As each side recognizes the importance of continuous dialogue, those discussions should drive clarity on strategies and how to enable them, rather than just tactics. While finance professionals are satisfied with marketing’s contribution to business development, they want sales-related goals to be a greater priority, such as greater share of wallet and new-customer acquisition.
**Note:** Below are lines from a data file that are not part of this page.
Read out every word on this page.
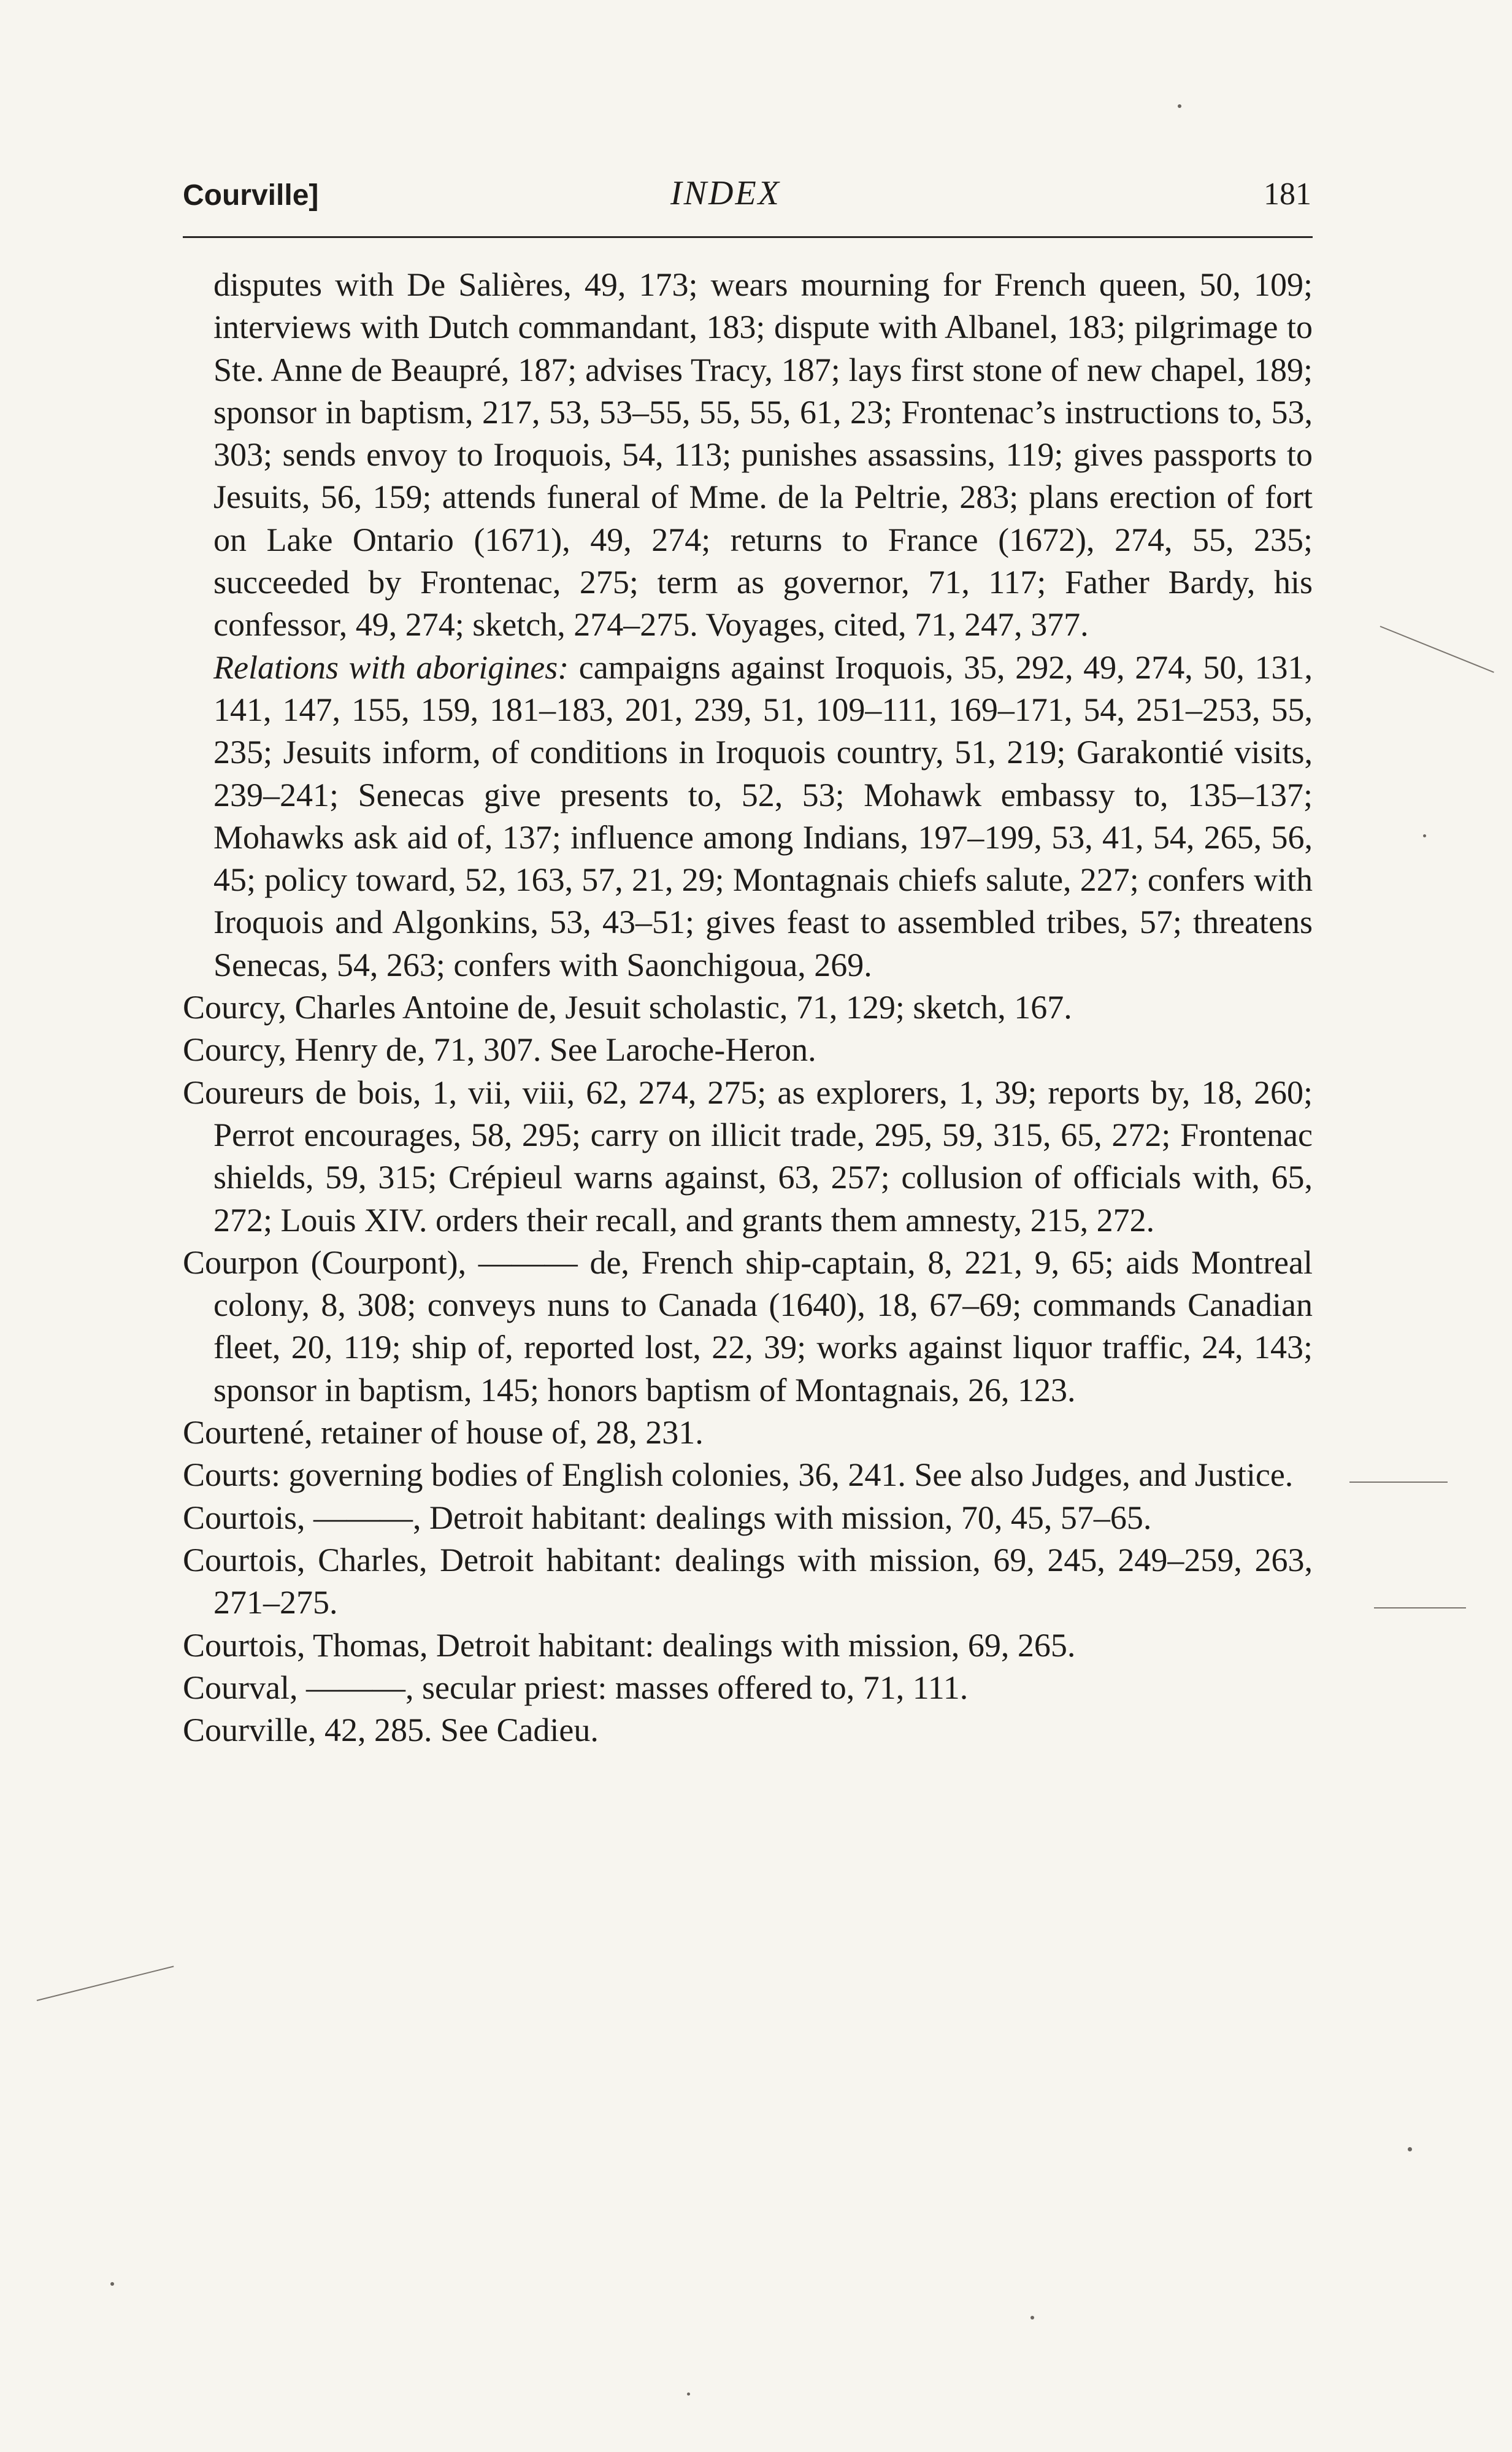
Courville]	INDEX	181

disputes with De Salières, 49, 173; wears mourning for French queen, 50, 109; interviews with Dutch commandant, 183; dispute with Albanel, 183; pilgrimage to Ste. Anne de Beaupré, 187; advises Tracy, 187; lays first stone of new chapel, 189; sponsor in baptism, 217, 53, 53–55, 55, 55, 61, 23; Frontenac’s instructions to, 53, 303; sends envoy to Iroquois, 54, 113; punishes assassins, 119; gives passports to Jesuits, 56, 159; attends funeral of Mme. de la Peltrie, 283; plans erection of fort on Lake Ontario (1671), 49, 274; returns to France (1672), 274, 55, 235; succeeded by Frontenac, 275; term as governor, 71, 117; Father Bardy, his confessor, 49, 274; sketch, 274–275. Voyages, cited, 71, 247, 377.

Relations with aborigines: campaigns against Iroquois, 35, 292, 49, 274, 50, 131, 141, 147, 155, 159, 181–183, 201, 239, 51, 109–111, 169–171, 54, 251–253, 55, 235; Jesuits inform, of conditions in Iroquois country, 51, 219; Garakontié visits, 239–241; Senecas give presents to, 52, 53; Mohawk embassy to, 135–137; Mohawks ask aid of, 137; influence among Indians, 197–199, 53, 41, 54, 265, 56, 45; policy toward, 52, 163, 57, 21, 29; Montagnais chiefs salute, 227; confers with Iroquois and Algonkins, 53, 43–51; gives feast to assembled tribes, 57; threatens Senecas, 54, 263; confers with Saonchigoua, 269.

Courcy, Charles Antoine de, Jesuit scholastic, 71, 129; sketch, 167.

Courcy, Henry de, 71, 307. See Laroche-Heron.

Coureurs de bois, 1, vii, viii, 62, 274, 275; as explorers, 1, 39; reports by, 18, 260; Perrot encourages, 58, 295; carry on illicit trade, 295, 59, 315, 65, 272; Frontenac shields, 59, 315; Crépieul warns against, 63, 257; collusion of officials with, 65, 272; Louis XIV. orders their recall, and grants them amnesty, 215, 272.

Courpon (Courpont), ——— de, French ship-captain, 8, 221, 9, 65; aids Montreal colony, 8, 308; conveys nuns to Canada (1640), 18, 67–69; commands Canadian fleet, 20, 119; ship of, reported lost, 22, 39; works against liquor traffic, 24, 143; sponsor in baptism, 145; honors baptism of Montagnais, 26, 123.

Courtené, retainer of house of, 28, 231.

Courts: governing bodies of English colonies, 36, 241. See also Judges, and Justice.

Courtois, ———, Detroit habitant: dealings with mission, 70, 45, 57–65.

Courtois, Charles, Detroit habitant: dealings with mission, 69, 245, 249–259, 263, 271–275.

Courtois, Thomas, Detroit habitant: dealings with mission, 69, 265.

Courval, ———, secular priest: masses offered to, 71, 111.

Courville, 42, 285. See Cadieu.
Instead, marketing is more likely to favor more intangible goals, such as brand development, while looking out over longer time horizons.

“There’s more of a push than ever before for marketing to be a strategic driver of the business, using data to be more predictable and forecast what we can deliver,” one chief marketing officer has told us, describing the new dynamic. “This requires us to think of ourselves as a business function, rather than a marketing function.”

Coming to agreement on priorities and speaking each other’s language then provide the foundation for setting metrics — another crucial hurdle to clear for greater investment.

Switch from qualitative to quantitative to set metrics for success

Marketers are more likely to consider qualitative data when measuring performance — such as looking at sentiment analysis and analysis of focus groups — whereas finance is more drawn to quantitative data, weighing cost efficiencies against growth potential.

The two groups also have different mindsets based on different timescales: finance is held to immediate results and typically looks to the recent past, whereas marketing may wait for results to be gleaned, perhaps years down the road.

Mismatched timescales create a larger need for CMOs and CFOs to get on the same page with metrics, aligning them with their defined objectives and then supplementing traditional data points like brand awareness with more financial indicators of return on investments, including:

  • Return on total marketing investment (including advertising, technology and analytics costs)
  • Return on total customer investment (including the costs cited above and all other customer spend)

Bridging these gaps will deliver what both functions say that they want: future-focused digital marketing at a time when the COVID-19 pandemic has accelerated online trends and tech capabilities have grown more dynamic. While their mindsets may never be the same, marketing and finance can better understand each other and their strengths to invest in a future vision today.



Summary

Closer collaboration between finance and marketing can unite the two mindsets — specialty skills in building consumer relationships over the long term paired with greater efficiency and a focus on results. Both sides agree that marketing investments become more effective as a direct result of stronger collaboration, our survey shows. Furthering the dialogue can generate greater return on investment and position companies for the future.